More recently, in 2011, a fight ensued over a bill that initially would have stripped away a significant amount of local control of billboards. Rep. Chuck McGrady (see this edition’s legislative profile, A Path Less Traveled, (pp. 23-27) fought that bill, and with House backing, the compromise that eventually passed primarily affected cities by widening the vegetation removal zones around billboards on interstates within cities and on interstates and primary highways in city extraterritorial jurisdictions. A provision preempting local ordinances affecting the characteristics of the signs was dropped. 
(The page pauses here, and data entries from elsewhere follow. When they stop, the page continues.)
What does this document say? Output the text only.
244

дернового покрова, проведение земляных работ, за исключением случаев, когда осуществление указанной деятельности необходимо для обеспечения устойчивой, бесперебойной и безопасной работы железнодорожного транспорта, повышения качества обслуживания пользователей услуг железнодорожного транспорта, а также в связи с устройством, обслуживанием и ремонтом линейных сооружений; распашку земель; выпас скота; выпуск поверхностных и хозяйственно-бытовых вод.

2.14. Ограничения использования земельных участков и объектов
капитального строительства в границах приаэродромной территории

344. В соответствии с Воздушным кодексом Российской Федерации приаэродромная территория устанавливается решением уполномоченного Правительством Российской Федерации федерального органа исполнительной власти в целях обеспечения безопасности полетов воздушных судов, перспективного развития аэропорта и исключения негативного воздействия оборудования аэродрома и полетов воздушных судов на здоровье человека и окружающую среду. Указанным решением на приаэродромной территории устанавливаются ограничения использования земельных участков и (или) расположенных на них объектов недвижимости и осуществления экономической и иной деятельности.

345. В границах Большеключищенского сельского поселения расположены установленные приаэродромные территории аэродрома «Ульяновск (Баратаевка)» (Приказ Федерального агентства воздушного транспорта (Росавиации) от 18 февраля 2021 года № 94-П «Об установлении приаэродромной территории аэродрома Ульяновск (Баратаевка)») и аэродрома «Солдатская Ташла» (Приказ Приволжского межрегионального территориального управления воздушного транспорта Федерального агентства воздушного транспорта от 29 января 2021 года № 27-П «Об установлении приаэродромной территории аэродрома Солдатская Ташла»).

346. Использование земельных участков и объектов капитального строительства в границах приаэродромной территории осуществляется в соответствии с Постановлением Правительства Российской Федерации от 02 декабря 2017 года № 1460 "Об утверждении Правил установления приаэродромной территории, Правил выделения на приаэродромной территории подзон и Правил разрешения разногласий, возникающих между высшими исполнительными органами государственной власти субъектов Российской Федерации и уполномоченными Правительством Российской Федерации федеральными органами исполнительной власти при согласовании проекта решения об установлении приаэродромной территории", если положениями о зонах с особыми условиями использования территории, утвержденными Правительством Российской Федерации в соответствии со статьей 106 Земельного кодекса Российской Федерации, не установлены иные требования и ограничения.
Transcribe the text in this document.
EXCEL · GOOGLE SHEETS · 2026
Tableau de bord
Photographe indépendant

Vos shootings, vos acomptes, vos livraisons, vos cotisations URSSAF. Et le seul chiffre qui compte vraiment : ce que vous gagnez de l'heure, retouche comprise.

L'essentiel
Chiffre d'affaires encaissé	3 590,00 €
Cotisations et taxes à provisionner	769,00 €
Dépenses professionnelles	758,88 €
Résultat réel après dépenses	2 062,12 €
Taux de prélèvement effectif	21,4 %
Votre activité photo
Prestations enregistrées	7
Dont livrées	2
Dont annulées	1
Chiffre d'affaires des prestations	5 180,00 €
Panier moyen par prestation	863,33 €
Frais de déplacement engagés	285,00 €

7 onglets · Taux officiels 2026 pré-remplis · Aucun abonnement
Just last year, a new battle over billboards appeared possible when legislation was filed that would have gutted local control of billboards, allowing them to be moved, enlarged or converted to digital displays regardless of a municipality’s ordinance. And once again, the industry was looking for higher compensation when a billboard was condemned. 

Through all of these legislative fights, defenders of billboards have pointed to them as a valuable part of the state’s advertising industry, helping guide travelers to retail businesses. Meanwhile, the League and municipal officials have continued to make the case that local control is necessary to prevent billboards from being erected in places that could harm the character of a neighborhood, a section of town or even an entire municipality. McGrady notes that the Village of Flat Rock in Henderson County – the site of the Carl Sandburg Home -- was incorporated in part due to fears that the county lacked a billboard ordinance and that the signs might mar the picturesque mountain community and harm tourism. 
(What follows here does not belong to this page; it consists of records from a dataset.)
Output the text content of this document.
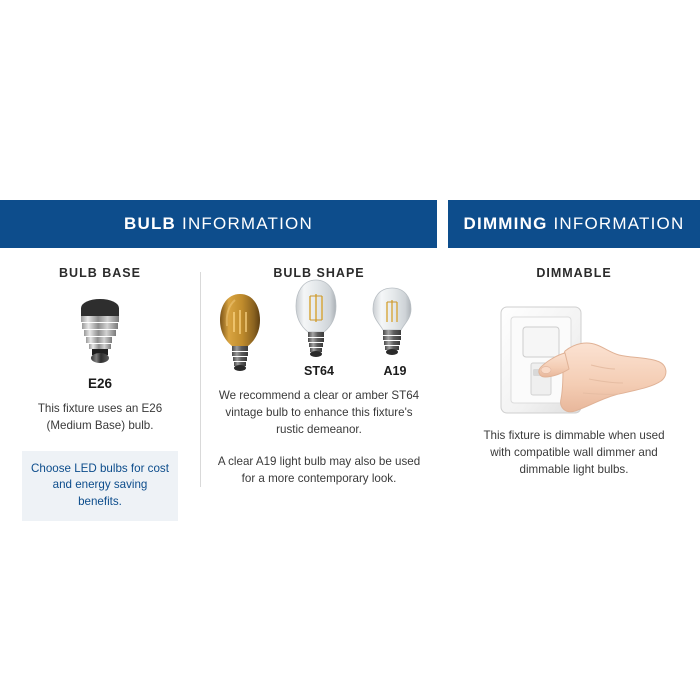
BULB INFORMATION
BULB BASE
E26
This fixture uses an E26 (Medium Base) bulb.
Choose LED bulbs for cost and energy saving benefits.
BULB SHAPE
ST64	A19
We recommend a clear or amber ST64 vintage bulb to enhance this fixture's rustic demeanor.
A clear A19 light bulb may also be used for a more contemporary look.
DIMMING INFORMATION
DIMMABLE
This fixture is dimmable when used with compatible wall dimmer and dimmable light bulbs.
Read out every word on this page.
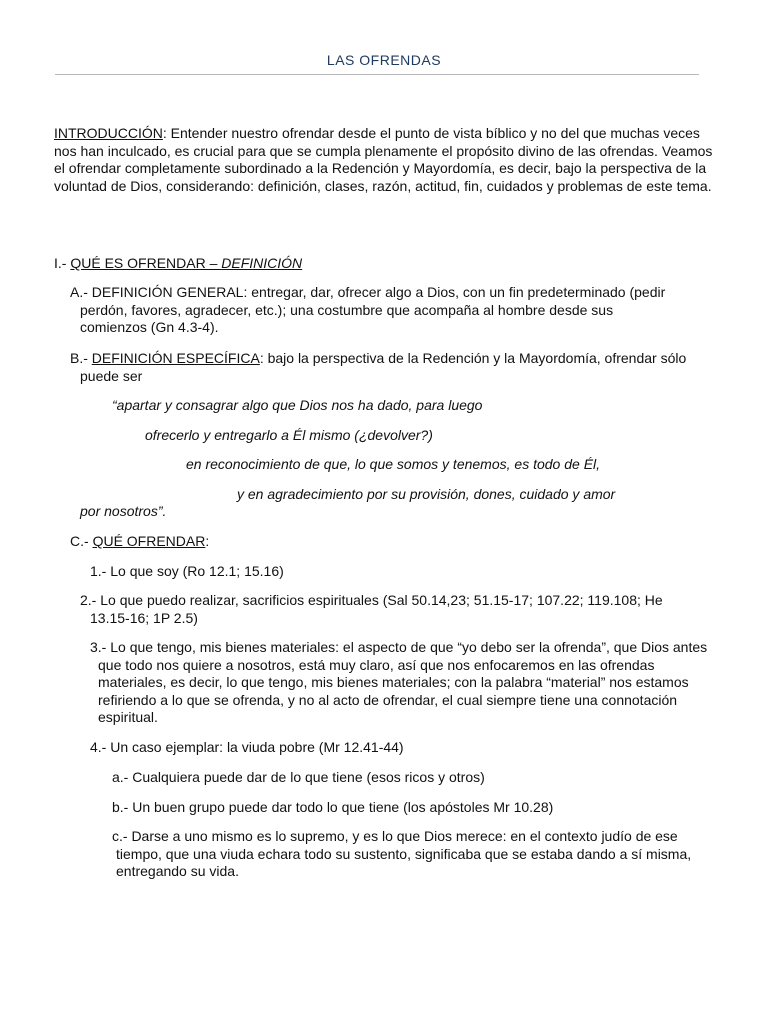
LAS OFRENDAS
INTRODUCCIÓN: Entender nuestro ofrendar desde el punto de vista bíblico y no del que muchas veces nos han inculcado, es crucial para que se cumpla plenamente el propósito divino de las ofrendas. Veamos el ofrendar completamente subordinado a la Redención y Mayordomía, es decir, bajo la perspectiva de la voluntad de Dios, considerando: definición, clases, razón, actitud, fin, cuidados y problemas de este tema.
I.- QUÉ ES OFRENDAR – DEFINICIÓN
A.- DEFINICIÓN GENERAL: entregar, dar, ofrecer algo a Dios, con un fin predeterminado (pedir perdón, favores, agradecer, etc.); una costumbre que acompaña al hombre desde sus comienzos (Gn 4.3-4).
B.- DEFINICIÓN ESPECÍFICA: bajo la perspectiva de la Redención y la Mayordomía, ofrendar sólo puede ser
“apartar y consagrar algo que Dios nos ha dado, para luego
ofrecerlo y entregarlo a Él mismo (¿devolver?)
en reconocimiento de que, lo que somos y tenemos, es todo de Él,
y en agradecimiento por su provisión, dones, cuidado y amor
por nosotros”.
C.- QUÉ OFRENDAR:
1.- Lo que soy (Ro 12.1; 15.16)
2.- Lo que puedo realizar, sacrificios espirituales (Sal 50.14,23; 51.15-17; 107.22; 119.108; He 13.15-16; 1P 2.5)
3.- Lo que tengo, mis bienes materiales: el aspecto de que “yo debo ser la ofrenda”, que Dios antes que todo nos quiere a nosotros, está muy claro, así que nos enfocaremos en las ofrendas materiales, es decir, lo que tengo, mis bienes materiales; con la palabra “material” nos estamos refiriendo a lo que se ofrenda, y no al acto de ofrendar, el cual siempre tiene una connotación espiritual.
4.- Un caso ejemplar: la viuda pobre (Mr 12.41-44)
a.- Cualquiera puede dar de lo que tiene (esos ricos y otros)
b.- Un buen grupo puede dar todo lo que tiene (los apóstoles Mr 10.28)
c.- Darse a uno mismo es lo supremo, y es lo que Dios merece: en el contexto judío de ese tiempo, que una viuda echara todo su sustento, significaba que se estaba dando a sí misma, entregando su vida.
In Fayetteville, city officials and billboard owners negotiated a deal that allowed some billboards to be converted to digital signs in exchange for taking down others. City Manager Ted Vorhees said that deal is an example of why local authority and decision-making trumps a uniform statewide approach. It is also evidence that municipal officials and billboard owners can reach a more satisfactory resolution, he said. Since then, the city has been using the digital billboards itself, entering into a contract with Lamar Advertising to promote different city programs. 

Digital billboards, though, also are seen as potential safety hazards when placed in some locations. Winterville Councilwoman Veronica Roberson believes they have no place at busy intersections, where drivers need to be aware of merging traffic and changing traffic lights. “I call it a big TV. In our community, this poses a safety issue,” she said. 

Last year’s bill stripping local authority over billboards remains eligible for the coming legislative short session. Its lack of momentum last year – coupled with legislative leaders’ comments that they do not want to take up controversial legislation this year – may be an indication that the bill won’t get any further this year. Poll results, including those from a poll commissioned by the League last fall, showing overwhelming public support for local control of billboards are another reason that the legislation might not move. 

Still, McGrady said that the decades long tug-of-war is not going to end anytime soon. As a key legislative opponent of these types of proposals, he said that leaves him one recourse: “So, ball up and make one’s self a porcupine.”